The police held traffic from both ends of Wilshire Boulevard and Barrington Avenue, allowing protesters to march down the street. Protesters chanted slogans in English and Armenian such as, “Get your hands off our land,” “We are Karabakh” and “No more aggression, stop the oppression.”


Drones were noticed hugging the nearby high rises and following the action below. Besides one helicopter, a plane was spotted dragging a sign saying “Azerbaijan & Turkey promote terrorism.”


The rally was scheduled for 6 p.m. but many came before and others arrived well into the night. Both the Armenian flag and the Artsakh flag were visible everywhere. Many young people and families showed up and a multitude of older people came to support the cause as well.

Armine Tevanyan, descendant of Armenian Genocide survivors in 1915, protests against Azeri (Azerbaijan) and Turkish military aggression in the Republic of Nagorno-Karabakh in front of Azerbaijan Los Angeles Consulate, in Los Angeles, Calif. on Wednesday, Sept. 30, 2020. (Photo by Margarita Garushyan/The Valley Star)

On Saturday, the protests moved to Hollywood, another Armenian locale and home of Little Armenia. Protesters and locals became more heated as the procession blocked intersections and the 101 Freeway.


The marchers made their voices heard on Glenoaks Boulevard in Glendale a few days later. It was noted, unlike in West LA, there were very few masks worn in Glendale.


Since the aggression started, the bombing has moved into the Artsakh cities with hundreds dead, both military and civilian. Military incursions have increased with no signs of a cease fire.


Armenia became more enraged after Turkey backed Azerbaijan in this incident. The two former Soviet republics have had numerous altercations since gaining their independence in the early 1990s.


Turkey has been a longtime opponent of Armenia, most noticeably in 1915 with the Armenian Genocide and forcible removal of ethnic Armenians from Turkey, which reportedly killed 1.5 million during the purge.


According to KTLA5 news, local governments have begun showing their support for Armenians in Los Angeles, which has the largest number of Armenians outside of their home country.
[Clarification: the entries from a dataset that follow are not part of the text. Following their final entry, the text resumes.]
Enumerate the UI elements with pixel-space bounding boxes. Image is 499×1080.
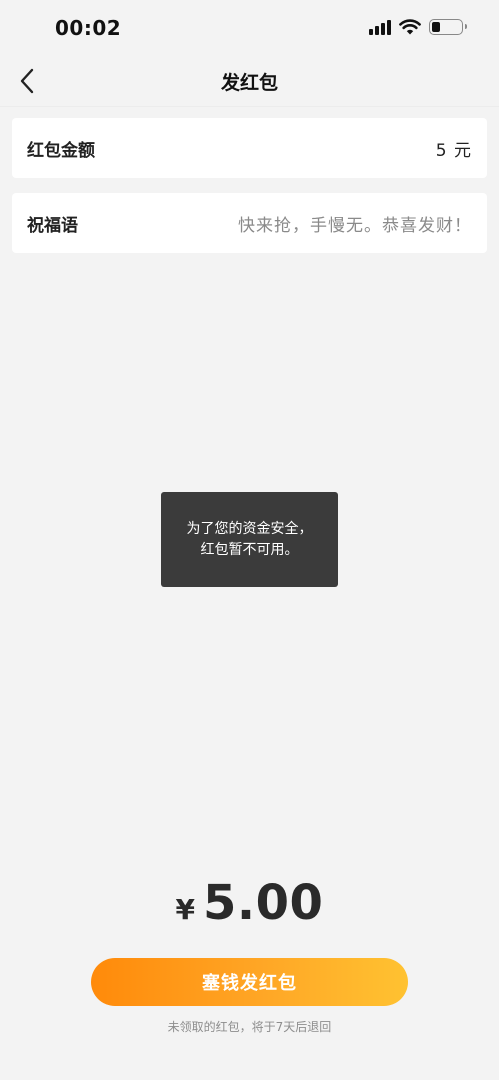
toast-line-1: 为了您的资金安全， xyxy=(186,520,313,537)
cellular-signal-icon xyxy=(369,19,391,35)
wifi-icon xyxy=(399,19,421,35)
greeting-label: 祝福语 xyxy=(27,215,78,236)
greeting-row[interactable]: 祝福语 快来抢，手慢无。恭喜发财！ xyxy=(12,193,487,253)
page-title: 发红包 xyxy=(220,72,278,94)
nav-bar: 发红包 xyxy=(0,56,499,107)
currency-symbol: ¥ xyxy=(175,893,196,926)
toast-line-2: 红包暂不可用。 xyxy=(200,541,299,558)
refund-note: 未领取的红包，将于7天后退回 xyxy=(167,1020,332,1034)
status-icons xyxy=(369,19,467,35)
greeting-input[interactable]: 快来抢，手慢无。恭喜发财！ xyxy=(238,211,472,236)
amount-row[interactable]: 红包金额 5 元 xyxy=(12,118,487,178)
battery-level xyxy=(432,22,440,32)
toast-message: 为了您的资金安全， 红包暂不可用。 xyxy=(161,492,338,587)
send-red-packet-button[interactable]: 塞钱发红包 xyxy=(91,958,408,1006)
total-amount: ¥ 5.00 xyxy=(0,875,499,931)
amount-total: 5.00 xyxy=(203,875,324,931)
amount-label: 红包金额 xyxy=(27,140,95,161)
battery-icon xyxy=(429,19,467,35)
status-bar: 00:02 xyxy=(0,0,499,56)
status-time: 00:02 xyxy=(55,16,122,40)
amount-value[interactable]: 5 元 xyxy=(436,136,472,161)
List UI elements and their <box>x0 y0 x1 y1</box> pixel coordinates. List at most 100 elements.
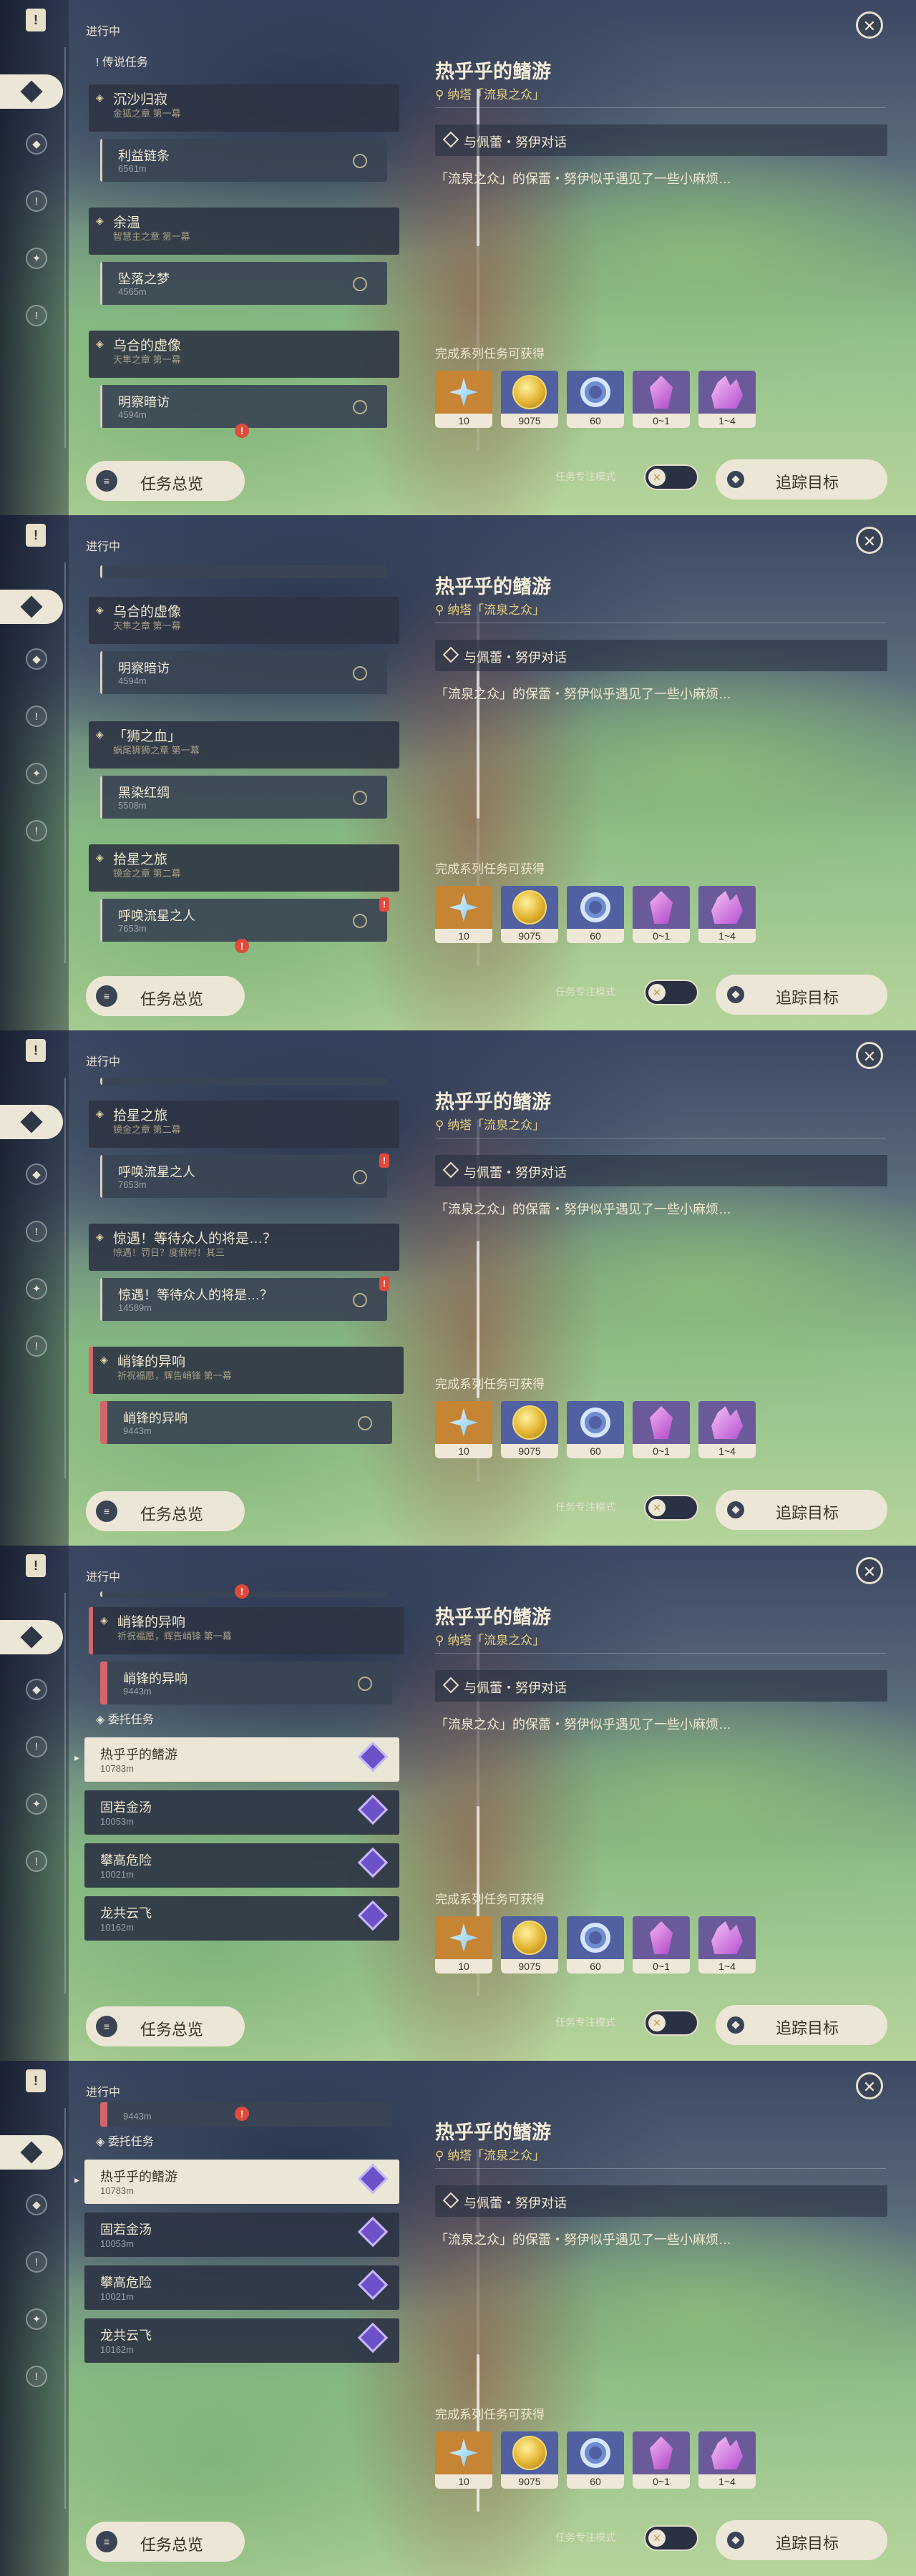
map-pin-icon[interactable] <box>353 666 367 680</box>
quest-step[interactable]: 黑染红绸 5508m <box>100 776 387 819</box>
nav-daily-icon[interactable]: ✦ <box>26 763 47 784</box>
nav-event-icon[interactable]: ! <box>26 706 47 727</box>
nav-exclaim-icon[interactable]: ! <box>26 305 47 326</box>
nav-event-icon[interactable]: ! <box>26 2251 47 2273</box>
focus-mode-toggle[interactable]: ✕ <box>644 1495 698 1521</box>
reward-item[interactable]: 0~1 <box>633 371 690 428</box>
quest-group[interactable]: ◈ 乌合的虚像 天隼之章 第一幕 <box>89 597 399 644</box>
nav-commission-selected[interactable] <box>0 74 63 109</box>
commission-item[interactable]: 热乎乎的鳍游 10783m <box>84 1737 399 1782</box>
map-pin-icon[interactable] <box>353 277 367 291</box>
focus-mode-toggle[interactable]: ✕ <box>644 2010 698 2036</box>
nav-commission-selected[interactable] <box>0 1620 63 1654</box>
quest-step-partial[interactable] <box>100 1078 387 1085</box>
reward-item[interactable]: 10 <box>435 2431 492 2489</box>
nav-world-quest-icon[interactable]: ◆ <box>26 133 47 155</box>
reward-item[interactable]: 10 <box>435 886 492 943</box>
quest-step-partial[interactable] <box>100 565 387 578</box>
track-target-button[interactable]: 追踪目标 <box>716 2520 887 2560</box>
nav-daily-icon[interactable]: ✦ <box>26 1278 47 1299</box>
quest-group[interactable]: ◈ 拾星之旅 镜金之章 第二幕 <box>89 844 399 892</box>
nav-event-icon[interactable]: ! <box>26 1221 47 1242</box>
nav-event-icon[interactable]: ! <box>26 190 47 212</box>
quest-overview-button[interactable]: ≡ 任务总览 <box>86 2522 245 2562</box>
commission-item[interactable]: 固若金汤 10053m <box>84 2212 399 2257</box>
reward-item[interactable]: 0~1 <box>633 2431 690 2489</box>
quest-book-icon[interactable]: ! <box>26 1039 46 1062</box>
reward-item[interactable]: 1~4 <box>698 1401 756 1458</box>
reward-item[interactable]: 9075 <box>501 1916 558 1974</box>
reward-item[interactable]: 60 <box>567 1916 624 1974</box>
nav-daily-icon[interactable]: ✦ <box>26 248 47 269</box>
focus-mode-toggle[interactable]: ✕ <box>644 464 698 490</box>
quest-book-icon[interactable]: ! <box>26 9 46 31</box>
nav-exclaim-icon[interactable]: ! <box>26 2366 47 2387</box>
close-button[interactable]: ✕ <box>856 2072 883 2099</box>
reward-item[interactable]: 0~1 <box>633 886 690 943</box>
quest-group[interactable]: ◈ 惊遇！等待众人的将是…？ 惊遇！罚日？度假村！其三 <box>89 1224 399 1271</box>
quest-overview-button[interactable]: ≡ 任务总览 <box>86 1491 245 1531</box>
track-target-button[interactable]: 追踪目标 <box>716 459 887 499</box>
quest-step[interactable]: 峭锋的异响 9443m <box>100 1401 392 1444</box>
quest-group[interactable]: ◈ 拾星之旅 镜金之章 第二幕 <box>89 1101 399 1148</box>
commission-item[interactable]: 龙共云飞 10162m <box>84 1896 399 1941</box>
reward-item[interactable]: 10 <box>435 371 492 428</box>
map-pin-icon[interactable] <box>353 914 367 928</box>
quest-group[interactable]: ◈ 「狮之血」 蜗尾狮狮之章 第一幕 <box>89 721 399 769</box>
reward-item[interactable]: 9075 <box>501 371 558 428</box>
close-button[interactable]: ✕ <box>856 1042 883 1069</box>
quest-overview-button[interactable]: ≡ 任务总览 <box>86 461 245 501</box>
reward-item[interactable]: 1~4 <box>698 371 756 428</box>
quest-step[interactable]: 呼唤流星之人 7653m <box>100 899 387 942</box>
quest-step[interactable]: 利益链条 6561m <box>100 139 387 182</box>
reward-item[interactable]: 60 <box>567 371 624 428</box>
track-target-button[interactable]: 追踪目标 <box>716 975 887 1015</box>
quest-group[interactable]: ◈ 沉沙归寂 金狐之章 第一幕 <box>89 84 399 132</box>
nav-world-quest-icon[interactable]: ◆ <box>26 648 47 670</box>
map-pin-icon[interactable] <box>353 400 367 414</box>
nav-exclaim-icon[interactable]: ! <box>26 1335 47 1357</box>
reward-item[interactable]: 9075 <box>501 886 558 943</box>
nav-commission-selected[interactable] <box>0 590 63 624</box>
close-button[interactable]: ✕ <box>856 1557 883 1584</box>
quest-step[interactable]: 明察暗访 4594m <box>100 651 387 694</box>
close-button[interactable]: ✕ <box>856 11 883 39</box>
quest-book-icon[interactable]: ! <box>26 524 46 547</box>
reward-item[interactable]: 0~1 <box>633 1401 690 1458</box>
focus-mode-toggle[interactable]: ✕ <box>644 2525 698 2551</box>
track-target-button[interactable]: 追踪目标 <box>716 2005 887 2045</box>
quest-step[interactable]: 坠落之梦 4565m <box>100 262 387 305</box>
commission-item[interactable]: 固若金汤 10053m <box>84 1790 399 1835</box>
nav-exclaim-icon[interactable]: ! <box>26 820 47 841</box>
quest-group[interactable]: ◈ 余温 智慧主之章 第一幕 <box>89 208 399 255</box>
quest-step[interactable]: 明察暗访 4594m <box>100 385 387 428</box>
map-pin-icon[interactable] <box>358 1677 372 1691</box>
quest-group[interactable]: ◈ 峭锋的异响 祈祝福愿，辉告峭锋 第一幕 <box>89 1607 404 1654</box>
reward-item[interactable]: 10 <box>435 1916 492 1974</box>
map-pin-icon[interactable] <box>353 154 367 168</box>
nav-commission-selected[interactable] <box>0 1105 63 1139</box>
quest-step[interactable]: 呼唤流星之人 7653m <box>100 1155 387 1198</box>
commission-item[interactable]: 龙共云飞 10162m <box>84 2318 399 2363</box>
quest-book-icon[interactable]: ! <box>26 2069 46 2092</box>
commission-item[interactable]: 攀高危险 10021m <box>84 1843 399 1888</box>
track-target-button[interactable]: 追踪目标 <box>716 1490 887 1530</box>
reward-item[interactable]: 10 <box>435 1401 492 1458</box>
map-pin-icon[interactable] <box>353 791 367 805</box>
commission-item[interactable]: 热乎乎的鳍游 10783m <box>84 2160 399 2204</box>
nav-exclaim-icon[interactable]: ! <box>26 1850 47 1872</box>
nav-world-quest-icon[interactable]: ◆ <box>26 1679 47 1700</box>
map-pin-icon[interactable] <box>353 1293 367 1307</box>
reward-item[interactable]: 9075 <box>501 1401 558 1458</box>
reward-item[interactable]: 1~4 <box>698 1916 756 1974</box>
reward-item[interactable]: 0~1 <box>633 1916 690 1974</box>
reward-item[interactable]: 1~4 <box>698 2431 756 2489</box>
nav-daily-icon[interactable]: ✦ <box>26 1793 47 1815</box>
nav-world-quest-icon[interactable]: ◆ <box>26 1163 47 1185</box>
quest-overview-button[interactable]: ≡ 任务总览 <box>86 2006 245 2046</box>
nav-world-quest-icon[interactable]: ◆ <box>26 2194 47 2215</box>
quest-overview-button[interactable]: ≡ 任务总览 <box>86 976 245 1016</box>
reward-item[interactable]: 60 <box>567 886 624 943</box>
focus-mode-toggle[interactable]: ✕ <box>644 980 698 1005</box>
reward-item[interactable]: 60 <box>567 2431 624 2489</box>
In a recent message from the LACCD Chancellor's office, the district has confirmed their support for Armenian staff and students.


“We are writing to stand in solidarity with our Armenian colleagues and students during this time of great uncertainty and loss,” the message stated. “Dialogue, humanity and civility, not violence, must prevail and is the only way to bring comprehensive and enduring peace to the region.”